According to a study in the February issue of Archives of Neurology, one of the JAMA/Archives journals, a Mediterranean-style diet (MeDi) may be healthier for the brain. Researchers have discovered that a MeDi diet is associated with reduced damage of small blood vessels in the brain.
White matter hyperintensities (WMHs) are markers of chronic small vessel damage and can be seen using brain magnetic resonance imaging (MRI).
The researchers explain:
“Although diet may be an important predictor of vascular disease, little is known about the possible association between dietary habits and WMHs. Studies have suggested that consumption of a MeDi [Mediterranean Diet] is associated with a reduced risk of the metabolic syndrome, coronary heart disease, stroke and cognitive disorders, but no studies to date, to our knowledge, have examined the association between a MeDi and WMH volume (WMHV).”
To examine this association, data from 966 participants in the Northern Manhattan Study were assessed by Hannah Gardener, Sc.D., of the University of Miami Miller School of Medicine and her team. In order to evaluate dietary patterns during the previous year, the researchers gave participants a food frequency questionnaire. The researchers then used the answers from the questionnaire to determine a MeDi compliance score. The team measured WMHV by quantitative brain MRI.

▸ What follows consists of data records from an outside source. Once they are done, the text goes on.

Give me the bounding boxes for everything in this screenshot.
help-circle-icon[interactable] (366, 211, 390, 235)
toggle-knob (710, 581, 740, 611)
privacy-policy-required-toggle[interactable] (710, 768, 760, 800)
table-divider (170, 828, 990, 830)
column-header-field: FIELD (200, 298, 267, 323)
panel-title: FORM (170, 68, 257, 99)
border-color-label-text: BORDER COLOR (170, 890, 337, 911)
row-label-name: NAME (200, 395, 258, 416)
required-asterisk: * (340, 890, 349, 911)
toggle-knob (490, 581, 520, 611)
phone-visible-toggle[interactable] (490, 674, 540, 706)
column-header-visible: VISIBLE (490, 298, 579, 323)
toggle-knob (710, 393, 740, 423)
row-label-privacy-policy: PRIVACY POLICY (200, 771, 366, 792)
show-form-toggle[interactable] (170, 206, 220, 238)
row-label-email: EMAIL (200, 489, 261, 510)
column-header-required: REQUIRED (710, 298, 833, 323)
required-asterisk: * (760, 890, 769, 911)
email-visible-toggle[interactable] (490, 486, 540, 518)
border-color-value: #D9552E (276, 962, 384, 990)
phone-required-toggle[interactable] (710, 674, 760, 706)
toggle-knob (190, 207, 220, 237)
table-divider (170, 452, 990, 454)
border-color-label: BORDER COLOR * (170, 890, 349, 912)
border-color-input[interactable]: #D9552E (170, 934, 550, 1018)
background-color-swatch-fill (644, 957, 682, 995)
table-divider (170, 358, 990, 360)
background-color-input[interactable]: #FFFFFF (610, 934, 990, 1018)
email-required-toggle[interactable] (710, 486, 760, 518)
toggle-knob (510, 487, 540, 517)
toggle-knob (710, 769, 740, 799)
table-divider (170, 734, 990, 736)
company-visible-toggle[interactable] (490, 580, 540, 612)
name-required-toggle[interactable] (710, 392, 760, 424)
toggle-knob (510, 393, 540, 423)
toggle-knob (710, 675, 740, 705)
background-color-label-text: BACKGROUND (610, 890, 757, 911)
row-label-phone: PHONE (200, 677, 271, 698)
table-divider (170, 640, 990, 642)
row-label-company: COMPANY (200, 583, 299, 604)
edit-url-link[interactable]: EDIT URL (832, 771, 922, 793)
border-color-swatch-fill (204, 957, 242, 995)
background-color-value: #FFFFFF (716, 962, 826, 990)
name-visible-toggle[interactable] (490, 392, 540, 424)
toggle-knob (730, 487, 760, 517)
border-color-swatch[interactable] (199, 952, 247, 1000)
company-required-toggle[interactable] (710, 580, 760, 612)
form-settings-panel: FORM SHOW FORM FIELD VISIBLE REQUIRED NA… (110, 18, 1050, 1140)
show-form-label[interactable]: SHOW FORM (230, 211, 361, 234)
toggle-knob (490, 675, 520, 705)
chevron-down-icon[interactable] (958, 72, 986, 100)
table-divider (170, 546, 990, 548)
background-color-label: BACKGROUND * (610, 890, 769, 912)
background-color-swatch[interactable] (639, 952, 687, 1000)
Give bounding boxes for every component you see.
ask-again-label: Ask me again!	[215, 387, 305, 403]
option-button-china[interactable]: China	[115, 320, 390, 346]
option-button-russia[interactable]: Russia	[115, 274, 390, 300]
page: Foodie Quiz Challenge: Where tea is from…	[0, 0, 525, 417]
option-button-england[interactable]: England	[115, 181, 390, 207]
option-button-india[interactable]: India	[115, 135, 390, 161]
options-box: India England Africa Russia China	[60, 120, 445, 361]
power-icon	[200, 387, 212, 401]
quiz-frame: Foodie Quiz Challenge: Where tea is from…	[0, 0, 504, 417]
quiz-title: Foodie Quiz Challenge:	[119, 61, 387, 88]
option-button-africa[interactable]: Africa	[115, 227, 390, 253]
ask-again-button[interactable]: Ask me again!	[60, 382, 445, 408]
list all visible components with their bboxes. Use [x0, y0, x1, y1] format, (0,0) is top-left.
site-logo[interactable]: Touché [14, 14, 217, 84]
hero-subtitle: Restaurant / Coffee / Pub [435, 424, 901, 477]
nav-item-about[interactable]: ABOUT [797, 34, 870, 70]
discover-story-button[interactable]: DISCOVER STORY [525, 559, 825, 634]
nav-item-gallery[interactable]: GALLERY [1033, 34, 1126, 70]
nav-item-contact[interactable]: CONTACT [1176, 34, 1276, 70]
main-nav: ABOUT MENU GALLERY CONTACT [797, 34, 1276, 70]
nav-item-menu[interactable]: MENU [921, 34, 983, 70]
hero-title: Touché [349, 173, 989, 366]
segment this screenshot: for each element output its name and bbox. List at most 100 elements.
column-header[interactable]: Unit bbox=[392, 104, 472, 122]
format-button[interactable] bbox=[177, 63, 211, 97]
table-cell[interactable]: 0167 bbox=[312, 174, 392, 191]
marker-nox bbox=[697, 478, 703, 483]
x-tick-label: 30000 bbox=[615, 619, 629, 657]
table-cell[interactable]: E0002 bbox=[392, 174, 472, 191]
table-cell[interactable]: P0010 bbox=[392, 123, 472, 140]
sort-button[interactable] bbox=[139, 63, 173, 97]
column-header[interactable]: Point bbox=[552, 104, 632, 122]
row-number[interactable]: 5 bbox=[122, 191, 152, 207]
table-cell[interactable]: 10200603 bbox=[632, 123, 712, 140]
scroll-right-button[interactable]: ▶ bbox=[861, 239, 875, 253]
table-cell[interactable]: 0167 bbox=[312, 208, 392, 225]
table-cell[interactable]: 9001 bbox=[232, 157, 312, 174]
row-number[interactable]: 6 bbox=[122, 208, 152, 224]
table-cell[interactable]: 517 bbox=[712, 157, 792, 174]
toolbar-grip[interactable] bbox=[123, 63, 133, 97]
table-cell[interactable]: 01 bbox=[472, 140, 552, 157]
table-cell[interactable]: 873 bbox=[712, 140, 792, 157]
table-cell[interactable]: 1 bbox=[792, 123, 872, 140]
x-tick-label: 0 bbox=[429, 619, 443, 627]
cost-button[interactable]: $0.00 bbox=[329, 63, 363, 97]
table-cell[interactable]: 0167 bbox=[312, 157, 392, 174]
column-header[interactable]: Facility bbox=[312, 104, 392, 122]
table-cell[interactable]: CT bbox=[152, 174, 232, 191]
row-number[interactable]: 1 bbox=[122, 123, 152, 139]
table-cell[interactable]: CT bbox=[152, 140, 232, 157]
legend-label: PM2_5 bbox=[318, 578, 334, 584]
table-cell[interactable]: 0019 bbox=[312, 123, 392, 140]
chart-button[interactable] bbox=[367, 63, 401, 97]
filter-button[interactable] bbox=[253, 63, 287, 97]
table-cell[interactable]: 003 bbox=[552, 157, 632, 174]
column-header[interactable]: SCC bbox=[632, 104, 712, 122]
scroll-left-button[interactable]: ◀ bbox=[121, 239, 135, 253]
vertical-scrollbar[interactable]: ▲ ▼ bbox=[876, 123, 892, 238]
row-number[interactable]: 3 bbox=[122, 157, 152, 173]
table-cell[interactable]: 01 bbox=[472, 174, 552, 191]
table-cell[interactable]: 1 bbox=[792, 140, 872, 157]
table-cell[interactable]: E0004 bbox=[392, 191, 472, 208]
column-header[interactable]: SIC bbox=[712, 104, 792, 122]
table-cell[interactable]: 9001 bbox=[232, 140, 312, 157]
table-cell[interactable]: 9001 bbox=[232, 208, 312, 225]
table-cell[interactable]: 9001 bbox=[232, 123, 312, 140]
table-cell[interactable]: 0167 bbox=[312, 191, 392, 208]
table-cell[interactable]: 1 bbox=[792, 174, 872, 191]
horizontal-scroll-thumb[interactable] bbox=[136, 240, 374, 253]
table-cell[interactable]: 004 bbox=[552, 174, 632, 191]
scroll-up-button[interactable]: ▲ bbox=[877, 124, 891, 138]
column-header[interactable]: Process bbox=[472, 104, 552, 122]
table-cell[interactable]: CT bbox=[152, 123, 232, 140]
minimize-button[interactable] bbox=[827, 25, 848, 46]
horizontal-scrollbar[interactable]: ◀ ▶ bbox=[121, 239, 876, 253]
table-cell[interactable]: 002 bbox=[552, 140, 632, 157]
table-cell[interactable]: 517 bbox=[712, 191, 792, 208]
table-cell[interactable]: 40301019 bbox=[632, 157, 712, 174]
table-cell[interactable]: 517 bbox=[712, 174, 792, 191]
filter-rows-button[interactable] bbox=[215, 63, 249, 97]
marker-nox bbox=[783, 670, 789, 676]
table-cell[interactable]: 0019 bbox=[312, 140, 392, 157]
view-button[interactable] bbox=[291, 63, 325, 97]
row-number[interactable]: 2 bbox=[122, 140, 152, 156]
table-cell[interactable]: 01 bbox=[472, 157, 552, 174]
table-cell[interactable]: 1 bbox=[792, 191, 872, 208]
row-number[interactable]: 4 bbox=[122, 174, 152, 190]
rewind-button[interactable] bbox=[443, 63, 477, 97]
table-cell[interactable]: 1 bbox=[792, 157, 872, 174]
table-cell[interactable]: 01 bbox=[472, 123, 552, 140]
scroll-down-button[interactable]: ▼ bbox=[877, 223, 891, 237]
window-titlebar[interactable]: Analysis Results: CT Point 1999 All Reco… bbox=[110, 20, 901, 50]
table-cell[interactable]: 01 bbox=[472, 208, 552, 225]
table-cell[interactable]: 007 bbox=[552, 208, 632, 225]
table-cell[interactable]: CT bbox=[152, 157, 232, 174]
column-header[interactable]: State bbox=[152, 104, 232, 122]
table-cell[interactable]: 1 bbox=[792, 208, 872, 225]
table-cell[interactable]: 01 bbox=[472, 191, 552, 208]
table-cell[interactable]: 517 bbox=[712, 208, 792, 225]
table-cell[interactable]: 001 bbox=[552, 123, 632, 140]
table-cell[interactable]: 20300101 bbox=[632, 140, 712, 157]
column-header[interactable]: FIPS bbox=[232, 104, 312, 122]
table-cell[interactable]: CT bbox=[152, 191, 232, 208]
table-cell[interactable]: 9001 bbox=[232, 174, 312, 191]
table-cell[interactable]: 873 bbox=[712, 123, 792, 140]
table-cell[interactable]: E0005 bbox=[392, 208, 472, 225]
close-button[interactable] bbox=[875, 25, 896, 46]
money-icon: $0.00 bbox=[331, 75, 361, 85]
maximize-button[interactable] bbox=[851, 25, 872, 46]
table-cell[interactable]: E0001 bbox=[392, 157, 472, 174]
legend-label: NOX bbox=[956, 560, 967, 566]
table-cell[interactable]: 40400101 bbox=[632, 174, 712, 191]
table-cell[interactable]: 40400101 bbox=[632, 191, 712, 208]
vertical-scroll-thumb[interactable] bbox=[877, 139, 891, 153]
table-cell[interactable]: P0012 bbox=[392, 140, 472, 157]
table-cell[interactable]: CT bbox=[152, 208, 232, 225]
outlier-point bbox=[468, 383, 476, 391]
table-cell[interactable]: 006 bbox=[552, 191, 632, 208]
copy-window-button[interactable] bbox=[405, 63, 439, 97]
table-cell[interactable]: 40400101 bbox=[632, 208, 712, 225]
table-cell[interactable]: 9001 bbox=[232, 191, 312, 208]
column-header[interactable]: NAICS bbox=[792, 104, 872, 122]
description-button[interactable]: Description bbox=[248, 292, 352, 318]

The researchers found that on a MeDi scale from 0 to 10:
- 11.6% of participants scored 0 to 2
- 15.8% scored 3
- 23% scored 4
- 23.5% scored 5
- and 26.1% of participants scored between 6 to 9
In addition they discovered that men and had higher MeDi scores than women, as well as those who reported moderate to heavy levels of physical activity. Furthermore, results showed that individuals with a MeDi score of 6+ had lower BMI.
Results from the study indicate that among participants, those who consume a MeDi have a lower burden of WMHV. This connection was independent of vascular and sociodemographic risk factors including smoking, blood lipid levels, physical activity, BMI, history of cardiac disease, hypertension, and diabetes. The researchers found that the only component of the MeDi score that was independently linked to WMHV was the ratio of monounsaturated to saturated fat.
The researchers conclude:
“In summary, the current study suggests a possible protective association between increased consumption of a MeDi and small vessel damage. The associations with WMHV may be driven by the favorable ratio of monounsaturated fat consumption over saturated fat.
However, the results of the analysis of the individual MeDi scale components suggests that the overall dietary pattern, rather than any of the individual components, may be more etiologically relevant in relation to WMHV.”